CONCLUSIONS/INTERPRETATION: Data-driven clusters of individuals with diabetes showed different responses to canagliflozin in glucose lowering but not renal outcome prevention. Canagliflozin reduced the risk of albumin progression in high-risk individuals identified by supervised machine learning. Further studies with larger sample sizes for external replication and subtype-specific clinical trials are necessary to determine the clinical utility of these stratification strategies in sodium-glucose cotransporter 2 inhibitor treatment.
The application for the clinical trial data source is available on the YODA website ( http://yoda.yale.edu/ ).
目的/假设:数据驱动的糖尿病亚组表现出明显的临床特征和疾病进展,尽管缺乏证据表明这些信息可以指导临床决策。我们旨在研究通过数据驱动的聚类或监督机器学习方法识别的糖尿病亚组是否对卡格列净有不同的反应。
我们对卡格列净的五项随机、双盲临床试验的数据进行了个体水平的汇总。我们应用了来自斯堪的纳维亚全新糖尿病(ANDIS)研究的坐标,形成了四个亚组:轻度年龄相关糖尿病(MARD);严重胰岛素缺乏性糖尿病(SIDD);轻度肥胖相关糖尿病(MOD)和严重胰岛素抵抗性糖尿病(SIRD)。建立了用于降低糖化血红蛋白(ML-A1C)和白蛋白尿进展(ML-ACR)的机器学习模型。主要疗效终点为 52 周时糖化血红蛋白的降低。模型的一致性定义为预测糖化血红蛋白与实际糖化血红蛋白下降之间的差异小于 3.28mmol/mol(0.3%)。
四种糖尿病亚组之间治疗导致的糖化血红蛋白下降不同(p=0.004)。在 MOD 中,与其他药物相比,卡格列净在第 52 周时显示出强大的降糖作用,糖化血红蛋白下降的最小二乘均值[95%置信区间]为 6.6mmol/mol(4.1,9.2)(0.61%[0.38,0.84]),西他列汀为 7.1mmol/mol(4.7,9.5)(0.65%[0.43,0.87]),格列美脲为 9.8mmol/mol(9.0,10.5)(0.90%[0.83,0.96]),卡格列净为 9.8mmol/mol(9.0,10.5)(0.90%[0.83,0.96])。
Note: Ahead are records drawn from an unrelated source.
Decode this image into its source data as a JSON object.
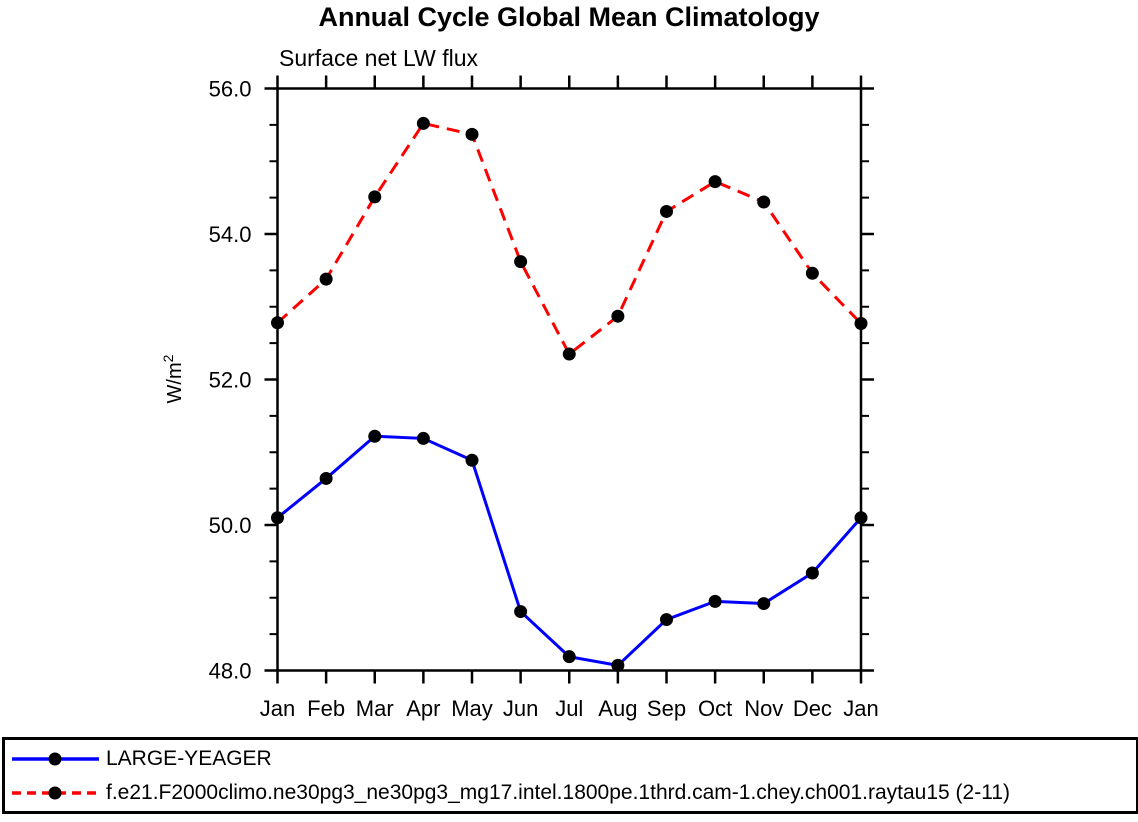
{
  "figure": {
    "background": "#ffffff",
    "axis_color": "#000000"
  },
  "chart_data": {
    "type": "line",
    "title": "Annual Cycle Global Mean Climatology",
    "subtitle": "Surface net LW flux",
    "ylabel_base": "W/m",
    "ylabel_superscript": "2",
    "categories": [
      "Jan",
      "Feb",
      "Mar",
      "Apr",
      "May",
      "Jun",
      "Jul",
      "Aug",
      "Sep",
      "Oct",
      "Nov",
      "Dec",
      "Jan"
    ],
    "ylim": [
      48.0,
      56.0
    ],
    "ytick_major": [
      48.0,
      50.0,
      52.0,
      54.0,
      56.0
    ],
    "ytick_labels": [
      "48.0",
      "50.0",
      "52.0",
      "54.0",
      "56.0"
    ],
    "yminor_step": 0.5,
    "grid": false,
    "legend_position": "bottom",
    "series": [
      {
        "name": "LARGE-YEAGER",
        "color": "#0000ff",
        "line_style": "solid",
        "marker": "filled-circle",
        "marker_color": "#000000",
        "values": [
          50.1,
          50.64,
          51.22,
          51.19,
          50.89,
          48.81,
          48.19,
          48.07,
          48.7,
          48.95,
          48.92,
          49.34,
          50.1
        ]
      },
      {
        "name": "f.e21.F2000climo.ne30pg3_ne30pg3_mg17.intel.1800pe.1thrd.cam-1.chey.ch001.raytau15 (2-11)",
        "color": "#ff0000",
        "line_style": "dashed",
        "marker": "filled-circle",
        "marker_color": "#000000",
        "values": [
          52.78,
          53.38,
          54.51,
          55.52,
          55.37,
          53.62,
          52.35,
          52.87,
          54.31,
          54.72,
          54.44,
          53.46,
          52.77
        ]
      }
    ]
  }
}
这种优势持续到 104 周。在 MARD 患者中,接受西他列汀治疗的患者达到糖化血红蛋白<53mmol/mol(<7.0%)的比例最高,但在 MOD 患者中,不同药物之间的比例相似。ML-A1C 模型和聚类算法在预测糖化血红蛋白降低方面具有相似的一致性(31.5%vs31.4%,p=0.996)。根据预测的白蛋白尿进展风险,使用 ML-ACR 模型将个体分为高风险和低风险组。卡格列净与安慰剂相比,在白蛋白尿进展方面的疗效在高风险(HR0.67[95%CI0.57,0.80])和低风险(HR0.91[0.75,1.11])组之间有显著差异(p=0.016)。
结论/解释:糖尿病患者的基于数据的亚组在血糖降低方面对卡格列净的反应不同,但在预防肾脏结局方面没有差异。卡格列净降低了通过监督机器学习确定的高风险个体的白蛋白进展风险。需要进一步的大型样本量研究进行外部验证和亚组特异性临床试验,以确定这些分层策略在钠-葡萄糖共转运蛋白 2 抑制剂治疗中的临床应用价值。